# Has this happend to you when doing bids?



## ajslands (Sep 3, 2009)

So the other day I was asked to do a bid for a lawn and spring clean up, well the grandma was babysitting the kids, so I finish checkjg out the lot (prior to this the homeowner asked me to bid it) so he grandma comes out, and I intorduce myself, and she asks how much for snowplowing. It was a 2 car width 60' drive and then another 50' for a car port without the roof, I tell her 35$ and she asks "a month?" I tried my best and held my laughter in, and explained he trigger to her and how that jeeps your drive clear for 24 hours and then if another storm comes the next day, hats another 35$ and she said "well that's 70$, that's way to much and also said you could get a brand new snowblower for cheaper than that, but I got the job for lawn care, and just gave the sited my card and left.


----------



## creativedesigns (Sep 24, 2007)

Tell ol'Grandma she can go to Town & buy herself her very own snowblower!


----------



## nixray (Jan 31, 2008)

Where is the aspirin? My head hurts after reading that.......There is spell check for a reason!!!!


----------



## creativedesigns (Sep 24, 2007)

nixray;1026811 said:


> Where is the aspirin? My head hurts after reading that.......There is spell check for a reason!!!!
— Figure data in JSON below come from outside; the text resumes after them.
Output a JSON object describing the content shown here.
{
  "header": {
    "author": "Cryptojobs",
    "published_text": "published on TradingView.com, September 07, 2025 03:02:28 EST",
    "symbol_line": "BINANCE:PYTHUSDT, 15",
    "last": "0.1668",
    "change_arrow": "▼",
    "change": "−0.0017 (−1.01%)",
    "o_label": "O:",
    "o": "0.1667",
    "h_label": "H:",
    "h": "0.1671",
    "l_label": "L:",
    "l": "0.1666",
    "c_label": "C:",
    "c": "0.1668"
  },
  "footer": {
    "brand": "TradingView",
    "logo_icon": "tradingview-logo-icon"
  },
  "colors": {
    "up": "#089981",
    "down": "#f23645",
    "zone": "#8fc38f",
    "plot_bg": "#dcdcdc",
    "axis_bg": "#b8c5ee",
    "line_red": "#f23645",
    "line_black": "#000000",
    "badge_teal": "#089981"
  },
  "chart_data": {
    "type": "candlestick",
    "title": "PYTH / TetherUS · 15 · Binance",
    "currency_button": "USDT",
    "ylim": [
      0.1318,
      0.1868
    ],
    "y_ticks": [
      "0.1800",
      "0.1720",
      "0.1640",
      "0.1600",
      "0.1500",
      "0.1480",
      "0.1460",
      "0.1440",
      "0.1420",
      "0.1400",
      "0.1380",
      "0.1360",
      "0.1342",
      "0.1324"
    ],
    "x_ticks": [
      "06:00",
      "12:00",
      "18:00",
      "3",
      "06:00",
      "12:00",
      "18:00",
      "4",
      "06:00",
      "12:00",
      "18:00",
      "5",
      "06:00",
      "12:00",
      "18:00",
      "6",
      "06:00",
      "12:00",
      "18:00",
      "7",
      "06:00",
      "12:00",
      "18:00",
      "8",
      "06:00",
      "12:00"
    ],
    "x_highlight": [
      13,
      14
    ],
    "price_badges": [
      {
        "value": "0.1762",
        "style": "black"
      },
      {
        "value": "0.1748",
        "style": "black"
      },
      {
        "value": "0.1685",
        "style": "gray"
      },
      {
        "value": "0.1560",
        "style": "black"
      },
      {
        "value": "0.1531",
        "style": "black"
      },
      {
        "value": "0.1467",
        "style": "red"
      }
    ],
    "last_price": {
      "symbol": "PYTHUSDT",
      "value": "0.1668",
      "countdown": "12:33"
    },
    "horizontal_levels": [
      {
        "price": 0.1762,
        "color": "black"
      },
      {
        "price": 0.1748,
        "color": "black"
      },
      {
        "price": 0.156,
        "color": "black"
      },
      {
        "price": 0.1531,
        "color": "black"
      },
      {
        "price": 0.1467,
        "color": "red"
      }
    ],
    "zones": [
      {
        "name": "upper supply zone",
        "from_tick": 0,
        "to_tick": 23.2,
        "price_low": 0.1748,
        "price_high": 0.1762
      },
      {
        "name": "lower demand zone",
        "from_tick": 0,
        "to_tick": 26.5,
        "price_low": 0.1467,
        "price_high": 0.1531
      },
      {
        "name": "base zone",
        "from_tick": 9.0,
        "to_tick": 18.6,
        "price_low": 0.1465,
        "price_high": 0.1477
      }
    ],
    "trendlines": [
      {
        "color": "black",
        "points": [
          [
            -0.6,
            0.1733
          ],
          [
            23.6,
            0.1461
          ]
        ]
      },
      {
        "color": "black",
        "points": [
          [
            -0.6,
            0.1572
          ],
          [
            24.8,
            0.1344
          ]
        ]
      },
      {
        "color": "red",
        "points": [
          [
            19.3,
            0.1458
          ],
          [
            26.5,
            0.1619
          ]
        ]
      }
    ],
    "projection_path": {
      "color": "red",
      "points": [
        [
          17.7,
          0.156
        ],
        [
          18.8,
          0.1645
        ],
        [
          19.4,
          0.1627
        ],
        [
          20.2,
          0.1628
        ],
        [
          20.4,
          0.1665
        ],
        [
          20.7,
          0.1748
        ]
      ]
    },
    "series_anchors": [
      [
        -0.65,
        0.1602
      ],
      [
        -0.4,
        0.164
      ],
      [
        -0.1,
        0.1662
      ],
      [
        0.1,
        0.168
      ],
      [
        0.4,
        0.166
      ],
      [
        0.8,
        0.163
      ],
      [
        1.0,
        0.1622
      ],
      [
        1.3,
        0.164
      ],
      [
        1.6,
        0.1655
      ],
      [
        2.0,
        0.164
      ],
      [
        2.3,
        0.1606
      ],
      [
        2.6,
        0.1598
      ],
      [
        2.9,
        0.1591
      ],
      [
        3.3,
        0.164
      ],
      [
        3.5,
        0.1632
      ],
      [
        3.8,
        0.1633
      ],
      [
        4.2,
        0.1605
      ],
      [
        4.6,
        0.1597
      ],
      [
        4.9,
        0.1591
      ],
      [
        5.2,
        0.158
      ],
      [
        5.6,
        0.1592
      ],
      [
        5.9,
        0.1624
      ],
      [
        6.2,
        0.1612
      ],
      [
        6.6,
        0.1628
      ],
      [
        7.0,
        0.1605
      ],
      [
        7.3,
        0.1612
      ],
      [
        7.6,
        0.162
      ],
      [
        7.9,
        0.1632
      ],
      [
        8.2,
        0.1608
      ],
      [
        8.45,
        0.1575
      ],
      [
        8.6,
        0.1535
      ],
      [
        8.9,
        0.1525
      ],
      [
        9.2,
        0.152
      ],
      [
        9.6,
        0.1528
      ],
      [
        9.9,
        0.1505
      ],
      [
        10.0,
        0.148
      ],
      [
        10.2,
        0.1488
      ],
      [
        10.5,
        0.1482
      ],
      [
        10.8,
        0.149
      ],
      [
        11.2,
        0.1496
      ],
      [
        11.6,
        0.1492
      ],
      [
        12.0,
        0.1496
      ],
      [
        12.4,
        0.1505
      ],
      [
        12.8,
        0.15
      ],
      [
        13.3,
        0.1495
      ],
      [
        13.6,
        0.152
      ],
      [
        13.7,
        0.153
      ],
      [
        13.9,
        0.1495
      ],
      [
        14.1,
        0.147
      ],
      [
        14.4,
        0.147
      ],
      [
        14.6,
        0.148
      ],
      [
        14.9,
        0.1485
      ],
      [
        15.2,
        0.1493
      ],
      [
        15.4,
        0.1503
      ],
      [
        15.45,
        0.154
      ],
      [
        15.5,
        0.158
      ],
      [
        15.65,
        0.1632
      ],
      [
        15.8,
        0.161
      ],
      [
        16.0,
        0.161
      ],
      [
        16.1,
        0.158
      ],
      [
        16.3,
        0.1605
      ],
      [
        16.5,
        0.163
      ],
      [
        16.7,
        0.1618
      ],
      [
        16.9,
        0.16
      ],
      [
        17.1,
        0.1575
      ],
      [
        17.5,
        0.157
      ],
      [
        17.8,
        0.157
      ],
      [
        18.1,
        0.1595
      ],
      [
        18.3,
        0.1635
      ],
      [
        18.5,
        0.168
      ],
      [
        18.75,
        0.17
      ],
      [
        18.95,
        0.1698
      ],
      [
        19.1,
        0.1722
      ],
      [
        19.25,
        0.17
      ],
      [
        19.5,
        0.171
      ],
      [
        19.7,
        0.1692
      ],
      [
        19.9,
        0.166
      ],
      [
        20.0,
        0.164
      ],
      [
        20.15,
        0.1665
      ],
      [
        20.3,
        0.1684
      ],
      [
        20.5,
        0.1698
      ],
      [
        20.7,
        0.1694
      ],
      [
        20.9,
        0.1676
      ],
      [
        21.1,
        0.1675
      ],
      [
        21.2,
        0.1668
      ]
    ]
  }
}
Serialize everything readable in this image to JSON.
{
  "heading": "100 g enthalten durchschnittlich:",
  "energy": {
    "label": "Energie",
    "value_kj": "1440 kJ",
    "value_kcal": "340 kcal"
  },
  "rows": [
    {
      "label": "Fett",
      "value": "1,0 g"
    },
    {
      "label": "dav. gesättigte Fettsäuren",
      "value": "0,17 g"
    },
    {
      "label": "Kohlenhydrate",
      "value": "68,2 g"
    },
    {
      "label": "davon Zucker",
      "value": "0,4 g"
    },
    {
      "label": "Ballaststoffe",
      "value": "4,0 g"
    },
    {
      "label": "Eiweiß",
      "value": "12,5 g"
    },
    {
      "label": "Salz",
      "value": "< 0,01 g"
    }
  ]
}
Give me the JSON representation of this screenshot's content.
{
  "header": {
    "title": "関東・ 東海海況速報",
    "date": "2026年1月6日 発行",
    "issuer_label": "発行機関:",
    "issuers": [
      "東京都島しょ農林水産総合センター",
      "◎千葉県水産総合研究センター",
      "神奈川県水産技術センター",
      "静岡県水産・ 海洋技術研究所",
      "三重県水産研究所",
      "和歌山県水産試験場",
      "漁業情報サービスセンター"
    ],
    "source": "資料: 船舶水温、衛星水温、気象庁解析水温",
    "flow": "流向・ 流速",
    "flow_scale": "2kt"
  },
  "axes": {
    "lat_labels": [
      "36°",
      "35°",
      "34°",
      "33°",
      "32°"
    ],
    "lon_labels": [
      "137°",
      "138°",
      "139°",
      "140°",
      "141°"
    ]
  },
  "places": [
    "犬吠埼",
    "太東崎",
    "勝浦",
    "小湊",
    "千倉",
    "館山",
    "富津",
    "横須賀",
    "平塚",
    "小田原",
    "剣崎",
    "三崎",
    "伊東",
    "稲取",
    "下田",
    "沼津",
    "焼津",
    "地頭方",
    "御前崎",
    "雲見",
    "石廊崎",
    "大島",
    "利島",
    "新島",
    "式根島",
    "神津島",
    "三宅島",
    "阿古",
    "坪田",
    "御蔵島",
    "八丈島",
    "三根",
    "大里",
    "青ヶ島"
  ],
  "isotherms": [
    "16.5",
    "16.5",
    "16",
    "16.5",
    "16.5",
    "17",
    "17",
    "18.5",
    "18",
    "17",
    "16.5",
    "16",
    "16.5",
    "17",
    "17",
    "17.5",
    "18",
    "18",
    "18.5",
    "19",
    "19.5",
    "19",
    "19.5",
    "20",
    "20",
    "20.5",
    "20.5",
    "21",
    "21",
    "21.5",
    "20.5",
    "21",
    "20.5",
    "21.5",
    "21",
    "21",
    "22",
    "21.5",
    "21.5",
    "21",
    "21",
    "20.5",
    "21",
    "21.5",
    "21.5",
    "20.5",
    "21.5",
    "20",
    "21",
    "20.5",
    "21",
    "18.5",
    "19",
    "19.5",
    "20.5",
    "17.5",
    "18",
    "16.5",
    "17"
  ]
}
I dun't c no spel check buton?


----------



## ajslands (Sep 3, 2009)

Their is a spell check but I am on my iPhone and it dosent show the full site, in fact it show a mobile site, and you don't get the things provided by HTML,


----------



## Mr.Markus (Jan 7, 2010)

ajslands;1026817 said:


> Their is a spell check but I am on my iPhone and it dosent show the full site, in fact it show a mobile site, and you don't get the things provided by HTML,


'cause that phone plan is $35/mth. If you take the job you'll break even.:laughing:

Talk to the homeowner not the grandmother. Get the summer work do a good job and you'll get the winter work.


----------



## ajslands (Sep 3, 2009)

I got the job, Iam almost certain, the only problem is; it's bi weekly mowing Which is a pita in the spring


----------



## cubicinches (Oct 19, 2008)

ajslands;1026817 said:


> Their is a spell check


You need grammar check too. But don't feel bad, you're not alone around here.


----------



## ajslands (Sep 3, 2009)

cubicinches;1026865 said:


> You need grammar check too. But don't feel bad, you're not alone around here.


Well, it's a good thing I am still in high school. In addtion to this, I have another year to go :crying:


----------



## cubicinches (Oct 19, 2008)

ajslands;1026877 said:


> Well, it's a good thing I am still in high school. In addtion to this, I have another year to go :crying:


You're doing better already...


----------